Posted by: HarveyD | 21 February 2013 at 10:14 AM
By the way, the latest news on Boeing 787 battery problems is pointing towards 'bad and/or wrong wiring' of the battery control units.
The complete story should come out within one month or so.
Posted by: HarveyD | 21 February 2013 at 10:18 AM
It may well be that the commercial Fusion power plants will not be there until the 2040s. But unlike the 1970s, we have now produced large amounts of controlled Fusion energy. Many at Cadarache are wanting to start design in detail, of the first commercial Fusion power plant, starting in 2017 less than 5 years from now.

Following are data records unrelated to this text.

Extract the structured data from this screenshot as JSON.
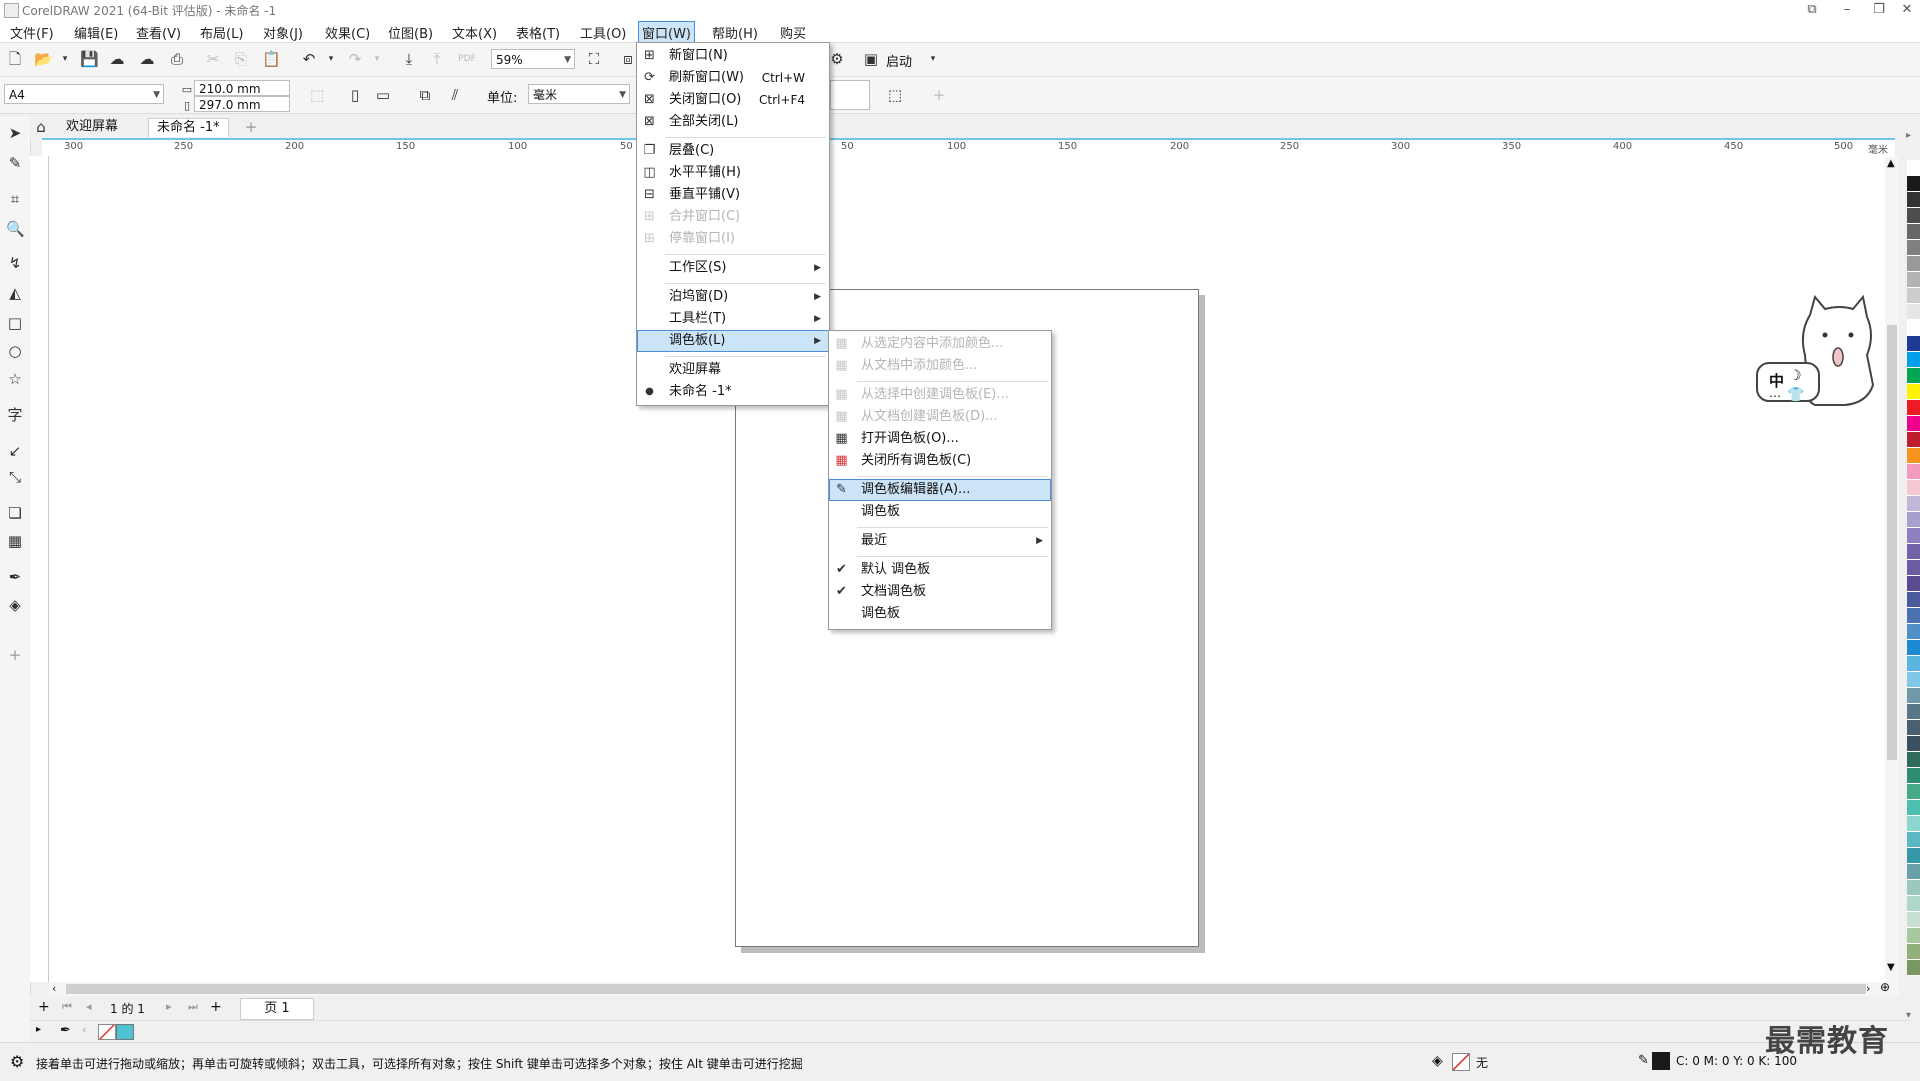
{
  "window": {
    "title": "CorelDRAW 2021 (64-Bit 评估版) - 未命名 -1"
  },
  "menubar": {
    "items": [
      "文件(F)",
      "编辑(E)",
      "查看(V)",
      "布局(L)",
      "对象(J)",
      "效果(C)",
      "位图(B)",
      "文本(X)",
      "表格(T)",
      "工具(O)",
      "窗口(W)",
      "帮助(H)",
      "购买"
    ]
  },
  "toolbar": {
    "zoom": "59%",
    "launch_label": "启动",
    "page_size": "A4",
    "width": "210.0 mm",
    "height": "297.0 mm",
    "units_label": "单位:",
    "units_value": "毫米"
  },
  "doc_tabs": {
    "welcome": "欢迎屏幕",
    "document": "未命名 -1*"
  },
  "ruler": {
    "h_ticks": [
      "300",
      "250",
      "200",
      "150",
      "100",
      "50",
      "50",
      "100",
      "150",
      "200",
      "250",
      "300",
      "350",
      "400",
      "450",
      "500"
    ],
    "h_unit": "毫米"
  },
  "window_menu": {
    "items": [
      {
        "label": "新窗口(N)",
        "shortcut": ""
      },
      {
        "label": "刷新窗口(W)",
        "shortcut": "Ctrl+W"
      },
      {
        "label": "关闭窗口(O)",
        "shortcut": "Ctrl+F4"
      },
      {
        "label": "全部关闭(L)",
        "shortcut": ""
      },
      {
        "label": "层叠(C)"
      },
      {
        "label": "水平平铺(H)"
      },
      {
        "label": "垂直平铺(V)"
      },
      {
        "label": "合并窗口(C)"
      },
      {
        "label": "停靠窗口(I)"
      },
      {
        "label": "工作区(S)"
      },
      {
        "label": "泊坞窗(D)"
      },
      {
        "label": "工具栏(T)"
      },
      {
        "label": "调色板(L)"
      },
      {
        "label": "欢迎屏幕"
      },
      {
        "label": "未命名 -1*"
      }
    ]
  },
  "palette_menu": {
    "items": [
      {
        "label": "从选定内容中添加颜色..."
      },
      {
        "label": "从文档中添加颜色..."
      },
      {
        "label": "从选择中创建调色板(E)..."
      },
      {
        "label": "从文档创建调色板(D)..."
      },
      {
        "label": "打开调色板(O)..."
      },
      {
        "label": "关闭所有调色板(C)"
      },
      {
        "label": "调色板编辑器(A)..."
      },
      {
        "label": "调色板"
      },
      {
        "label": "最近"
      },
      {
        "label": "默认 调色板"
      },
      {
        "label": "文档调色板"
      },
      {
        "label": "调色板"
      }
    ]
  },
  "pagenav": {
    "page_count": "1 的 1",
    "page_tab": "页 1"
  },
  "status": {
    "hint": "接着单击可进行拖动或缩放；再单击可旋转或倾斜；双击工具，可选择所有对象；按住 Shift 键单击可选择多个对象；按住 Alt 键单击可进行挖掘",
    "fill": "无",
    "color_readout": "C: 0 M: 0 Y: 0 K: 100"
  },
  "mascot": {
    "text": "中"
  },
  "watermark": "最需教育",
  "palette_colors": [
    "#ffffff",
    "#1a1a1a",
    "#333333",
    "#4d4d4d",
    "#666666",
    "#808080",
    "#999999",
    "#b3b3b3",
    "#cccccc",
    "#e6e6e6",
    "#ffffff",
    "#1f3a93",
    "#00a0e9",
    "#00a651",
    "#fff200",
    "#ed1c24",
    "#ec008c",
    "#be1e2d",
    "#f7941d",
    "#f49ac1",
    "#f8c8d0",
    "#c2b5d7",
    "#a8a0cc",
    "#8d7fbf",
    "#7462a8",
    "#6e5aa0",
    "#5b4a90",
    "#4a5a9a",
    "#4a72b0",
    "#5090c8",
    "#1b8ad0",
    "#59b5e0",
    "#7fc8e8",
    "#7098a8",
    "#58788a",
    "#4a6070",
    "#3a5060",
    "#2f6a5f",
    "#2d8c72",
    "#48a88a",
    "#4dbfb0",
    "#8cd6d0",
    "#5ab7c3",
    "#3598a8",
    "#6aa0a8",
    "#9ac8c0",
    "#b0d8c8",
    "#c8e0d0",
    "#a8c8a0",
    "#90b078",
    "#789860"
  ]
}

That is even before the ITER will produce First Plasma. Everything that ITER was to develop or prove, from a Physics perspective, has already been achieved piece meal around the world in smaller facilities.
ITER is the last test of scale up, and the first to really address the engineering efforts needed for commercial Fusion. That scaleup effort turned out not to be as overwhelming as was feared, and quite straight forward, instead.
There are no more plasma instabilities to be encountered or solutions to them to be developed. We know that because reactors run for longer intervals approaching relative steady state and much longer than the lifetime of all the plasma instabilities. There have seemingly been hundreds of plasma instabilities encountered, but now they all have been encountered, catalogued, the Physics understood, and solutions both passive and active discovered, tried and tested.
Commercial Fusion is much closer than you think, and much shorter in time away, than the time since the First Petroleum Price Crisis in 1973.
That is reassuring since the the "renewable" power systems have turned into governmental subsidized white elephants. They just do not scale any better today, or overcome their inherent limitations, than when they were abandoned 150 years ago, despite the prodigious spending of governments around the world.
When electric vehicles are advanced enough to compete, there will be the clean and inexhaustible power plants producing electricity to re-power them.